Em outros momentos, Victória trabalhou de graça, para divulgação. Mesmo assim, sabe que nem sempre vale a pena. “Uma vez, precisei pagar a passagem e levar meu almoço. Passei o dia trabalhando e não ganhei nada. Mesmo assim, eu sigo tentando”, comenta.
Entre os trabalhos, estão editoriais para revistas, eventos de noivas, desfiles e ensaios fotográficos. No entanto, os rendimentos ainda não foram suficientes para comprar uma cama, por exemplo. Na casa, só há uma, a da mãe e do padrasto. Ela, os irmãos e o filho dormem no chão, espalhados pelos dois cômodos do barraco erguido dentro da construção que um dia será a casa da família.
A mãe e o padrasto de Victória tentam construir a casa com três quartos há mais de três anos, mas as condições financeiras não permitiram levantar nada além da fundação e das paredes da residência. A família vive, basicamente, com o salário da aposentadoria do padrasto e a renda da artesã, que vende peças de crochê e hortaliças que planta em um canto do quintal. Ainda assim, a jovem mostra com orgulho o que está construído e com carinho o local onde será seu futuro quarto.
Ela também conta com orgulho que, em março deste ano, se tornou musa do fotógrafo italiano Ivan Bellino, que já clicou a beleza da brasiliense mais de 2 mil vezes. “A postura elegante, os olhares profundos e impactantes, o talento em posar na frente da câmera sem precisar de muitas orientações e a capacidade de entender na hora o que o fotógrafo quer extrair dela. Foi uma excelente parceria, que produziu imagens muito apreciadas”, diz o italiano, que vive há 17 anos no Brasil. “Desejo para ela um caminho de sucesso, como merece”, finaliza.
O caminho de sucesso sonhado pela jovem é o combustível para seguir em frente. Desde a casa em que vive, que ainda está em construção, até a carreira de modelo e o trabalho como influencer no Instagram.

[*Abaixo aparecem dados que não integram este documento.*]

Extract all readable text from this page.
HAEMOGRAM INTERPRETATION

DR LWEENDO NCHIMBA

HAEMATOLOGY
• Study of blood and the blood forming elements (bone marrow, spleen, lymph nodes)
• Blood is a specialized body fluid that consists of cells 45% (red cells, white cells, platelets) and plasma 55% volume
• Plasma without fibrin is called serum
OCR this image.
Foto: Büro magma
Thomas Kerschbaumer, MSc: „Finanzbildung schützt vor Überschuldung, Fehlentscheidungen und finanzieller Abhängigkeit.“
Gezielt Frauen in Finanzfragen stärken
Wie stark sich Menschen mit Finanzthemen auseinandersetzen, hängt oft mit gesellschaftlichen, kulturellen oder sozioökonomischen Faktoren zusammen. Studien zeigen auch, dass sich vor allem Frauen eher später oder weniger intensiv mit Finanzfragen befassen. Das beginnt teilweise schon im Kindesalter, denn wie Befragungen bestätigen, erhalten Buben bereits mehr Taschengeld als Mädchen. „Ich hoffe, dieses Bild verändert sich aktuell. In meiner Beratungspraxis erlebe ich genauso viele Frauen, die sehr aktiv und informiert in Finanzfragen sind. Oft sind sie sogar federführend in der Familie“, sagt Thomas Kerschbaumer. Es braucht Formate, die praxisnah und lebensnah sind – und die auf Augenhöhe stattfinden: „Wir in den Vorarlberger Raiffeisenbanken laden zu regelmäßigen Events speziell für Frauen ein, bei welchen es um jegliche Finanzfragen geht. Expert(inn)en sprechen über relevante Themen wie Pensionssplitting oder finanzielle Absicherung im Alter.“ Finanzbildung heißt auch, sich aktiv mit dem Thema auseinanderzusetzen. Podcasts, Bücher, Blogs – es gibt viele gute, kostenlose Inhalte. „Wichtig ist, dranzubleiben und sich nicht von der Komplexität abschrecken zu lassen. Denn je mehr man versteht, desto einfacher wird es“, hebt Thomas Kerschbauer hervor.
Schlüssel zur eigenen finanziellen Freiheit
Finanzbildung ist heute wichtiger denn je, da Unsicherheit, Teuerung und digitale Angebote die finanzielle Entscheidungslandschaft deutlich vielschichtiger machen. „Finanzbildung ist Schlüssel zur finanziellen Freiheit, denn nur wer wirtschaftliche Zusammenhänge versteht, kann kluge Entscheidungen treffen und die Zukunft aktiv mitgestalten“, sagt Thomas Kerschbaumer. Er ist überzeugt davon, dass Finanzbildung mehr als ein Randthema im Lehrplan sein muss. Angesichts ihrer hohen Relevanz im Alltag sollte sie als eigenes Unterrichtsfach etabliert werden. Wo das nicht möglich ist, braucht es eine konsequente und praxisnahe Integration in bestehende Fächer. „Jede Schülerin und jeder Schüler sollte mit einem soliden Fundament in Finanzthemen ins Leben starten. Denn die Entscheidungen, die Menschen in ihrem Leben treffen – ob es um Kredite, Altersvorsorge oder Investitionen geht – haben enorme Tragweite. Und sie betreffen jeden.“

“O meu sonho é ver a minha filha realizando o sonho dela. Eu digo sempre: ‘Vai em frente, minha filha. Não é porque a gente mora aqui, nesse barraquinho, que você vai parar não. Você vai mudar daqui melhor ainda, você vai dar a volta por cima’, digo a ela para que não deixe o sonho para trás”, conta a mãe de Victória, Fátima José Inácio, 44 anos, sempre com um sorriso no rosto.
A história da jovem modelo passa pelas contrariedades na infância, pela estada no abrigo e maternidade solo, mas o olhar de Victória revela que sua existência é mais complexa que isso. Há sorriso, afeto e sonhos. “Agora eu quero voltar a estudar, é só meu bebê completar 1 ano e quero me dedicar a aprender para dar um futuro bom para o meu filho. Quero fazer uma faculdade, ter minha casa e poder ajudar minha família.”